Much was made of the superintendent’s statement that when Payne was taken to the scene of the murder he showed no emotion, but as every student of psychology knows, the absence of outward emotion proves nothing. In such a case as Payne’s it tells as much in favour of innocence as of guilt. However, the cumulative effect of all that told against Payne was that thirteen of the coroner’s jury returned a verdict of wilful murder against Payne and he was committed to the assizes.

The trial disclosed nothing more than has already been related. The right of a prisoner to give evidence if he wished to do so had not then been established, and Payne’s mouth was closed. What he told the coroner, however, may be quoted, as it tallied exactly with his statement to the police superintendent. It ran: “I am innocent of the crime and knew nothing in the least about it till Mr. Dunham came to my house. He asked me to go to Mr. Reville’s to see whereabouts Mrs. Reville was sitting when I left her. From what I left her at thirty-two minutes past eight she did not seem to have moved an inch. Mr. Reville says I had some ill feeling against Mrs. Reville and I had not the least. Two never could agree better than me and Mrs. Reville. Mr. Reville says I have been in the habit of going to public houses for the last two months and I have not. I gave it up ever since he told me. I should not have gone then had it not been for Mr. Reville. I don’t see why he should put upon me, calling me such a bad boy after giving me so many presents as he has. That’s all I’ve got to say.”

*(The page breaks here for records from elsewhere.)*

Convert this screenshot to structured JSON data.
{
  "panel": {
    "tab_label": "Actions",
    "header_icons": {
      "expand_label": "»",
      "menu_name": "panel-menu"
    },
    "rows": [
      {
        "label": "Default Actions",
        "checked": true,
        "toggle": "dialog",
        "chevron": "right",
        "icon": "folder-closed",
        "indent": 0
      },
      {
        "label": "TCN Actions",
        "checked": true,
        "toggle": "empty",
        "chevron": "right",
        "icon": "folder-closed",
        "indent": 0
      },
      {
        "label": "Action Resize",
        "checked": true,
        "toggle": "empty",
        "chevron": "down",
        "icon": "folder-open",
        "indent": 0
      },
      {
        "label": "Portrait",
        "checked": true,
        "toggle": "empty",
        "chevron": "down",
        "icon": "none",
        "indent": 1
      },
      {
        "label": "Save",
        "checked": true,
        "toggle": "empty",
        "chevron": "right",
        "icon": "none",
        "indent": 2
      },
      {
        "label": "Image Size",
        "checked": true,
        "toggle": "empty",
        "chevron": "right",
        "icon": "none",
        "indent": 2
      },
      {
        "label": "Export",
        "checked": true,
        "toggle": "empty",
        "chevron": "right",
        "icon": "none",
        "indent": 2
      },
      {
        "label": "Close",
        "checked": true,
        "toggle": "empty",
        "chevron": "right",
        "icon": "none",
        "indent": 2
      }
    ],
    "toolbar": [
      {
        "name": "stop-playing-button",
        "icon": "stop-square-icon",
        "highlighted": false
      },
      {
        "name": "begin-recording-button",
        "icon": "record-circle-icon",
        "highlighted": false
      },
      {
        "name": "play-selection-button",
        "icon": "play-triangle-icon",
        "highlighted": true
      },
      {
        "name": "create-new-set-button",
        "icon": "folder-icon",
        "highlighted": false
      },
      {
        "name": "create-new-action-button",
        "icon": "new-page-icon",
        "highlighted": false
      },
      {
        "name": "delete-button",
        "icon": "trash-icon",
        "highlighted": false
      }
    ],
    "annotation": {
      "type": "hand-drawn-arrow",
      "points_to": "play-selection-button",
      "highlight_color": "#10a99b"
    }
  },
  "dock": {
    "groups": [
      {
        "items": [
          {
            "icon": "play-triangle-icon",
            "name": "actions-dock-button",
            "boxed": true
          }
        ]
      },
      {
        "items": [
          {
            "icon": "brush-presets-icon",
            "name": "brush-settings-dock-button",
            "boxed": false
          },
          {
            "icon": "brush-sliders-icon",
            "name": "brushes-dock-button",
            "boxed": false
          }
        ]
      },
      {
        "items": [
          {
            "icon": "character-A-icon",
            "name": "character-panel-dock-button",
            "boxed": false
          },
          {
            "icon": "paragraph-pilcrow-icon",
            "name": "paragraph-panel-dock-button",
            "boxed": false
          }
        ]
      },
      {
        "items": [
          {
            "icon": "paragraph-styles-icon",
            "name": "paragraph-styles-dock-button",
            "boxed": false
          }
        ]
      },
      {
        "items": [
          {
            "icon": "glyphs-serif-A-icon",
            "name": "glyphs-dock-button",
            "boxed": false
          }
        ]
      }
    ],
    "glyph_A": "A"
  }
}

He never went from these words; he was never confused, and throughout the trial he maintained-his self-possession. The police tried to make out that when Payne was taken to the scene of the murder he showed no sign of emotion, but this he strongly denied. He nearly fell down at the sight, he said, and would have done so but for his supporting himself by laying his hand on the block.

The jury were not long in finding Payne not guilty, and it is difficult to see how they could come to any other conclusion. The whole tragedy was so inexplicable and so motiveless​—​in spite of the self-implicating letter​—​that one can discover no point to start from even to piece out a theory. The Slough shop murder must in the absence of any belated confession​—​a most unlikely thing to happen now that over forty years have passed since the deed was committed​—​for ever remain one of the darkest of Unsolved Mysteries.